Maybe it just luck of the draw. I have several ultrafire 502 and 501 lights. The internal build quality can be a little rough. That said I haven't had any failures with mine. Very happy with mine. I don't care for the multi modes, would be happy with just hi - lo, but for the price they are hard to beat.


----------



## lmorrison17 (Mar 12, 2011)

If ya like clickys look at a Microstream. Only 1 bright mode simple. Has a clip and just a good light at a good price.


----------



## trigger_y2000 (Mar 13, 2011)

I bought a Akoray 109 and took off the clip to carry in my pocket


----------



## espnazi (Mar 14, 2011)

I recently wanted to order some cheaper flashlights and ordered 3. 
A Akoray K-106, Trustfire Ef23 and a Ultrafire WF-501.

The Ultrafire is really nice for the price although I prefer my solarforce over it. The other two I truly fell in love with specially the akoray K-106. It has quite a bit of illumination and it is very portable and easy accessible with it it's wire clip.

the best part of all is that the Akoray came in at around $12.


----------



## qwertyydude (Mar 14, 2011)

I really like the Trustfire TR-801 and the Solarforce L2. But with the L2 you'll need a P60 drop in, I don't like Solarforce drop ins because they have poor regulation on a single li-ion.


----------



## diebythebow (Mar 15, 2011)

I like the solarforce l2 and the p60 option is good because you have lots of different ways to go and I think we will keep seeing the p60's progress.


----------



## dankyball (Mar 16, 2011)

mikra said:


> I can recommend 2 Lights under 25$:
> 
> Solarforce L2
> Fenix E01


 
Same here. I recommend solarforce L2. It's more pratical and cheap than ultrafire..
Danky


----------



## CarpentryHero (Mar 18, 2011)

I've been eyeing up the Ultrafires that take p60's, Some cool Body color and style options.
Like the C1 (surefire C2 clone) looks awesome


----------



## Ian2381 (Mar 19, 2011)

AAA - ITP A3
AA - ITP A2, Tank 007 (any AA), Romisen RC29, RCG2
CR123A - Solarforce L2m
18650, 3xAAA, 2xAA - Solarforce L2, L2i, L2r

I really love my Solarforce lights, got several of them.


----------



## Ezeriel (Mar 20, 2011)

moonfish said:


> Shiningbeam romisens are a big step up from DX lights. And you get them a week sooner.


 
and you won't have to take a night course in soldering to use them


----------



## trooplewis (Mar 21, 2011)

I'm surprised no one has brought up the Nebo Redline that Amazon sells for $24. 
They advertise it is 220 lumens, I'm guessing it is realistically about 140-160 lumens. Has focus ability, 3AAA batteries, 5 modes including SOS and strobe, and a magnetized base, as well as glow-in-the-dark clicky.

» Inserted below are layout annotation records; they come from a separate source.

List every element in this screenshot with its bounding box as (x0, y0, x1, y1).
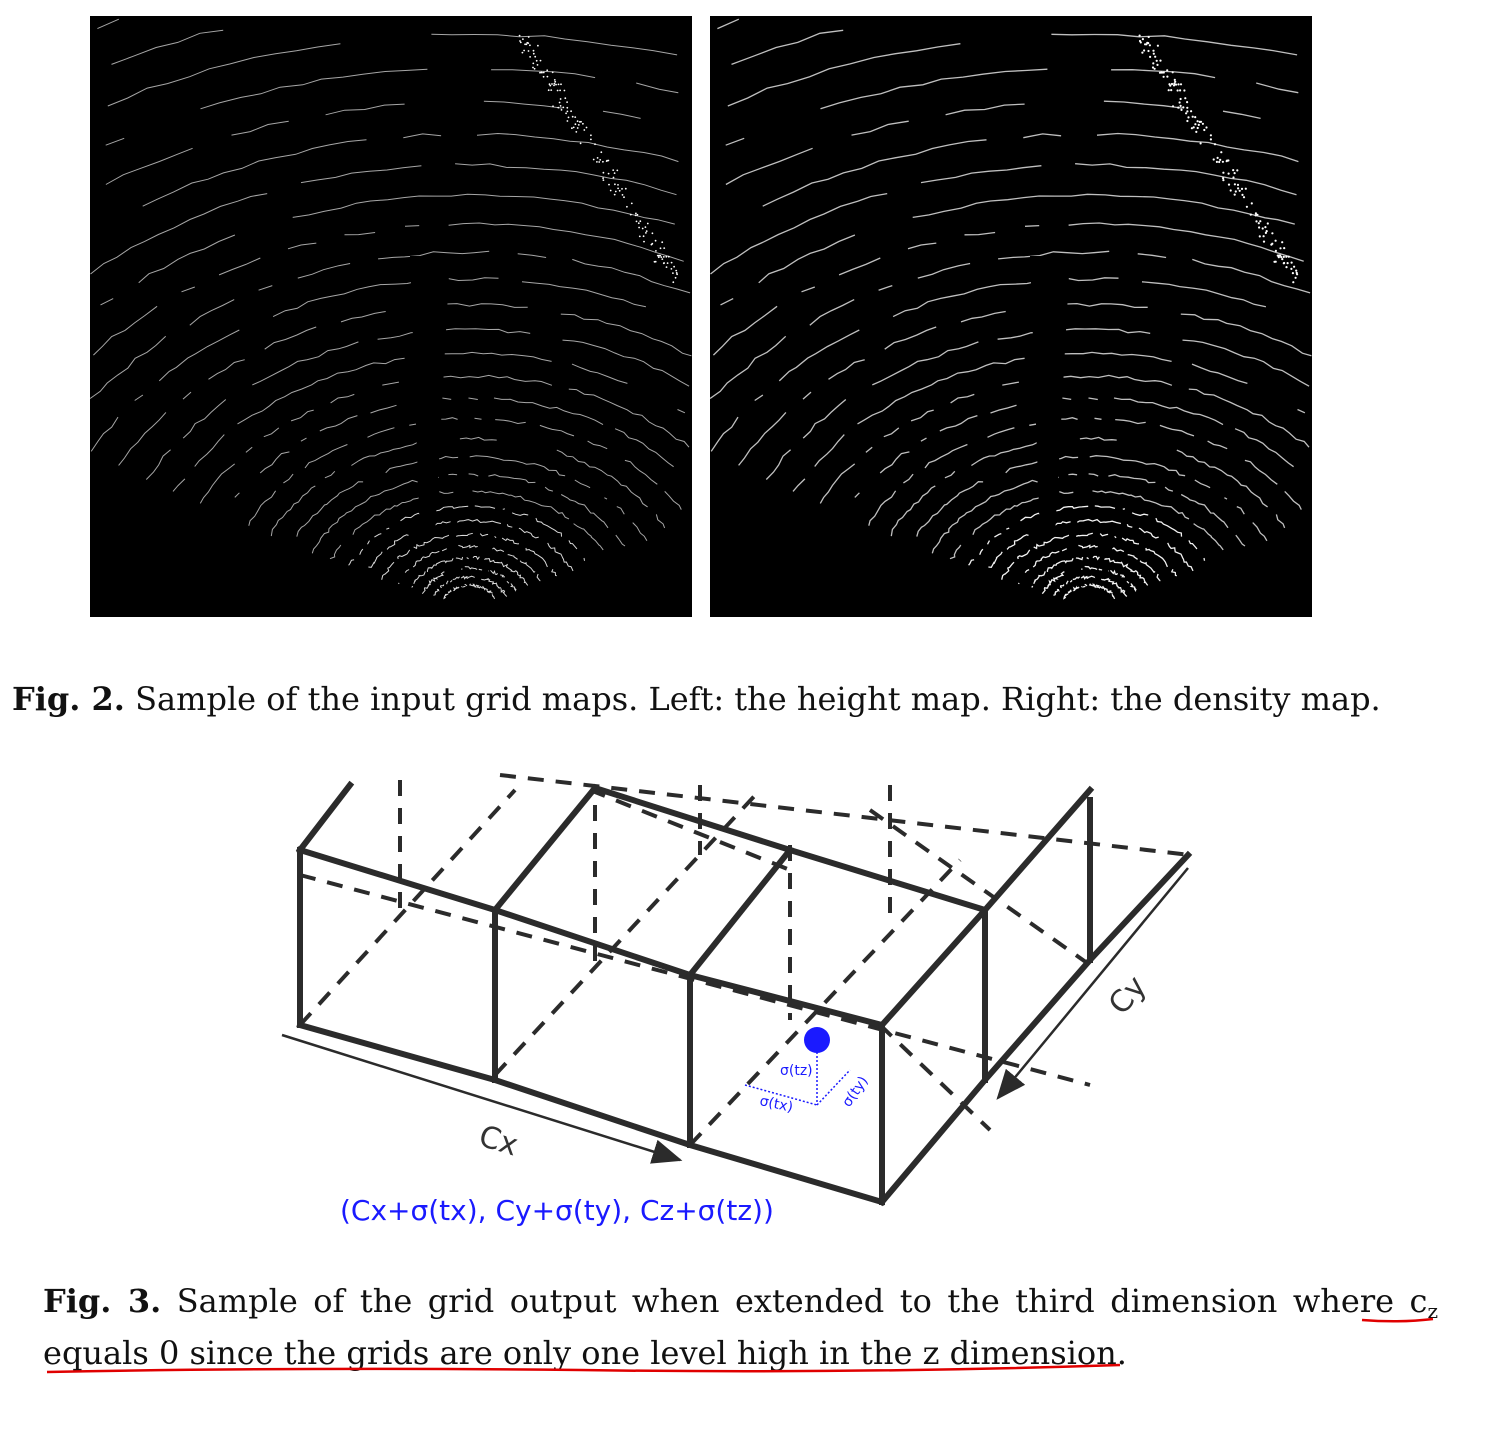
grid-3d-diagram: Cx Cy σ(tz) σ(tx) σ(ty) (Cx+σ(tx), Cy+σ(… (281, 773, 1193, 1227)
tx-label: σ(tx) (758, 1093, 794, 1116)
cy-arrow (996, 867, 1189, 1100)
density-map-points (710, 16, 1312, 617)
figure-2-label: Fig. 2. (12, 680, 125, 718)
figure-3-caption-subscript: z (1427, 1299, 1439, 1323)
figure-3-caption-line-1: Fig. 3. Sample of the grid output when e… (43, 1280, 1438, 1332)
figure-3-caption-text-1: Sample of the grid output when extended … (161, 1282, 1428, 1320)
height-map-image (90, 16, 692, 617)
figure-3-caption-line-2: equals 0 since the grids are only one le… (43, 1334, 1127, 1372)
tz-label: σ(tz) (780, 1063, 813, 1079)
figure-3-label: Fig. 3. (43, 1282, 162, 1320)
visible-grid-edges (295, 780, 1193, 1207)
height-map-points (90, 16, 692, 617)
density-map-image (710, 16, 1312, 617)
figure-2-caption-text: Sample of the input grid maps. Left: the… (124, 680, 1381, 718)
figure-2-caption: Fig. 2. Sample of the input grid maps. L… (12, 678, 1482, 720)
offset-guides (744, 1040, 851, 1106)
coordinate-formula: (Cx+σ(tx), Cy+σ(ty), Cz+σ(tz)) (340, 1194, 774, 1227)
offset-point (804, 1027, 830, 1053)
figure-3-caption: Fig. 3. Sample of the grid output when e… (43, 1280, 1438, 1374)
cx-arrow (281, 1033, 683, 1164)
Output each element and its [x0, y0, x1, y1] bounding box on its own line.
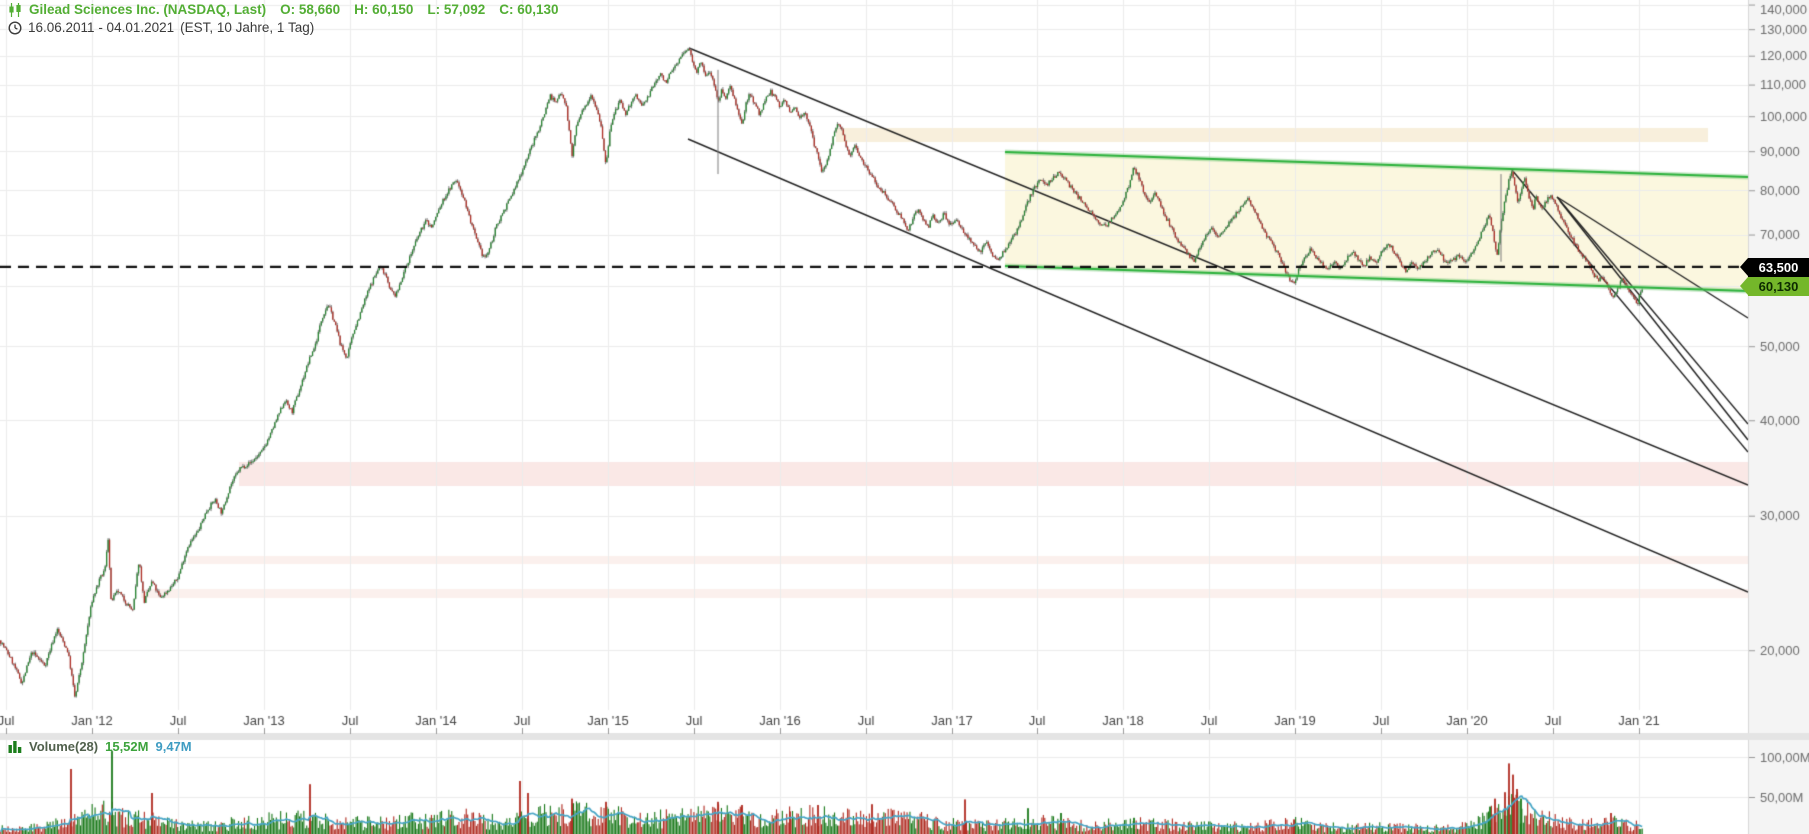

I've received 2 of them and been very impressed with both.


----------



## BillMPL (Mar 24, 2011)

I've found the Xeno E03 to be a _fantastic_ light! Under $30, comes in red, blue or black, in cool, neutral or warm white and ships from the U.S. Great quality and _very_ bright especially on a 14500. 

They only have the warm white in black right now, but are expecting more any day. The one draw back is no clip, but I'm sure a 3rd party one could be found.

http://www.cpfmarketplace.com/mp/showthread.php?242910-BEAMSHOTS-ADDED-Xeno-E03!-AA-14500-XP-G-R5-Light!-%28Warm-Neutral-and-Cool%29


----------



## CarpentryHero (Mar 24, 2011)

+1 for xeno, tacticalHId is great to deal with.


----------



## recDNA (Mar 24, 2011)

When I was a newbie and really tight with my budget I quickly found that if brightness matters you should stick to CR123 and away from AA lights that usually produce half the output or less. Anything 2 X CR123 by a decent brand like ITP or Solarforce is going to be better than you can imagine. I would say to look for something with XP-G R5. The XM-L is nice but you pay a fortune for novelty. I don't like Q5 at all.


----------